Os filmes têm a capacidade única de contar uma história e envolver de maneira estética e artística quem assiste, e essa capacidade é permitida pelos figurinos, que assumem, junto com a narrativa, as funções fundamentais de criar significados e construir a história de determinada personagem. A moda é essencial para o cinema, no quesito da utilização de um guarda-roupa que evolua junto com a narrativa.
“Existe uma sintonia entre cenário, figurino e a própria direção de fotografia que dão o tom e criam o estilo do filme”
— Giselle Gubernikoff
De acordo com Giselle, a moda também é um elemento de auto afirmação social. “A partir das escolhas eu reafirmo a minha identidade”, declara a professora. Dentro do campo cinematográfico, a moda assume “função essencial na composição estética do filme”, conclui.

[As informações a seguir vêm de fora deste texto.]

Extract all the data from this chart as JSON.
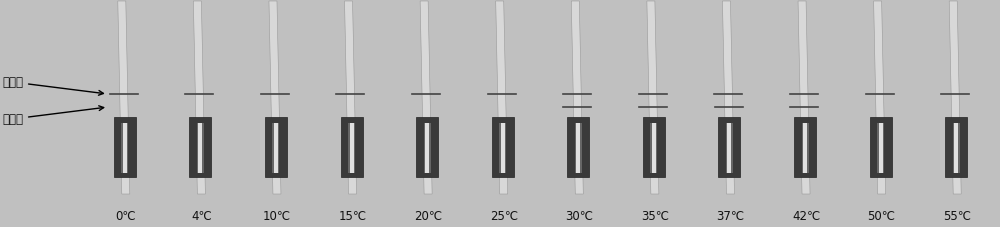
{
  "temperatures": [
    "0℃",
    "4℃",
    "10℃",
    "15℃",
    "20℃",
    "25℃",
    "30℃",
    "35℃",
    "37℃",
    "42℃",
    "50℃",
    "55℃"
  ],
  "n_strips": 12,
  "bg_color": "#c0c0c0",
  "control_line_color": "#444444",
  "detection_line_color": "#444444",
  "label_color": "#111111",
  "label_fontsize": 8.5,
  "annotation_fontsize": 8.5,
  "fig_width": 10.0,
  "fig_height": 2.28,
  "control_label": "控制线",
  "detection_label": "检测线",
  "has_control_line": [
    true,
    true,
    true,
    true,
    true,
    true,
    true,
    true,
    true,
    true,
    true,
    true
  ],
  "has_detection_line": [
    false,
    false,
    false,
    false,
    false,
    false,
    true,
    true,
    true,
    true,
    false,
    false
  ]
}
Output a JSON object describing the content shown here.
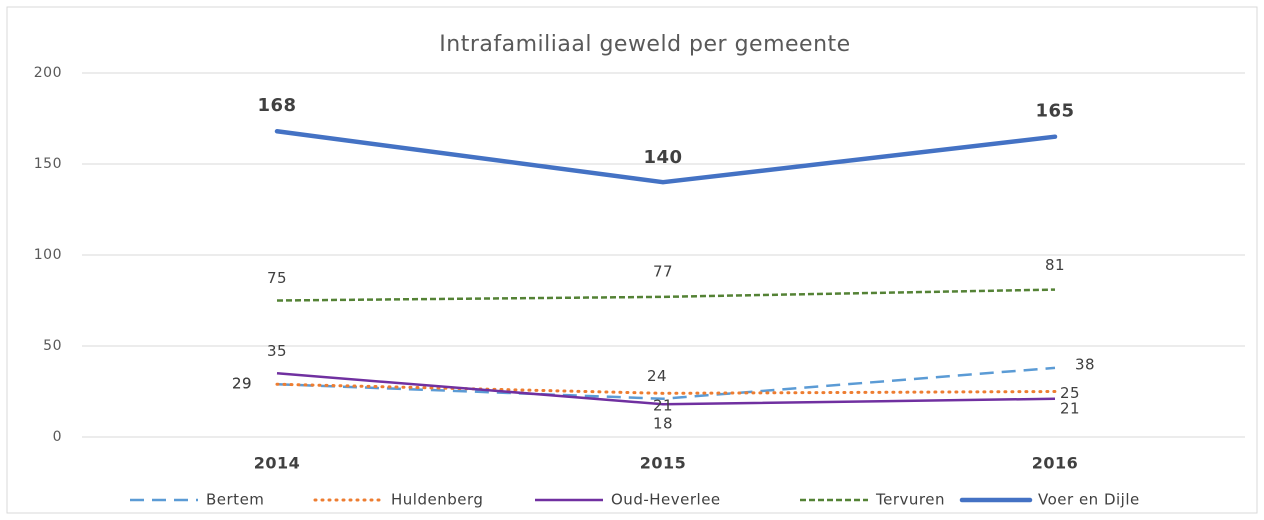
{
  "chart_data": {
    "type": "line",
    "title": "Intrafamiliaal geweld per gemeente",
    "categories": [
      "2014",
      "2015",
      "2016"
    ],
    "series": [
      {
        "name": "Bertem",
        "color": "#5b9bd5",
        "values": [
          29,
          21,
          38
        ]
      },
      {
        "name": "Huldenberg",
        "color": "#ed7d31",
        "values": [
          29,
          24,
          25
        ]
      },
      {
        "name": "Oud-Heverlee",
        "color": "#7030a0",
        "values": [
          35,
          18,
          21
        ]
      },
      {
        "name": "Tervuren",
        "color": "#548235",
        "values": [
          75,
          77,
          81
        ]
      },
      {
        "name": "Voer en Dijle",
        "color": "#4472c4",
        "values": [
          168,
          140,
          165
        ]
      }
    ],
    "ylim": [
      0,
      200
    ],
    "yticks": [
      0,
      50,
      100,
      150,
      200
    ],
    "grid": true,
    "legend": "bottom"
  }
}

Pensar no cinema sem figurinos é como esvaziar a personalidade de um personagem ou até mesmo de uma produção inteira, pois é exatamente esse o papel do guarda-roupa: assumir uma identidade que ambienta o filme do início ao fim.
Os figurinos têm o compromisso de, segundo Giselle, “tanto caracterizar psicologicamente como reforçar as emoções que o diretor quer dar em relação a quem é esse personagem”.
É impossível separar o cinema do guarda-roupa de seus personagens, afinal como ficariam Miranda Priestly sem seus terninhos empresariais, Holly Golightly (Audrey Hepburn) sem seu tubinho preto e colar de pérolas, Dorothy Gale (Judy Garland) sem seus sapatinhos vermelhos, Antônio das Mortes sem sua capa, chapéu e seu lenço vermelho, e Danny Zuko (John Travolta) sem suas jaquetas de couro e calças coladas?
Para Giselle, o cinema utiliza de variados elementos para emocionar e envolver o público, é como “universos de descobertas estéticas e emocionais”, e a moda possibilita a existência desses outros universos dentro de um só filme, impactando a partir de seus figurinos, que carregam seu próprio roteiro.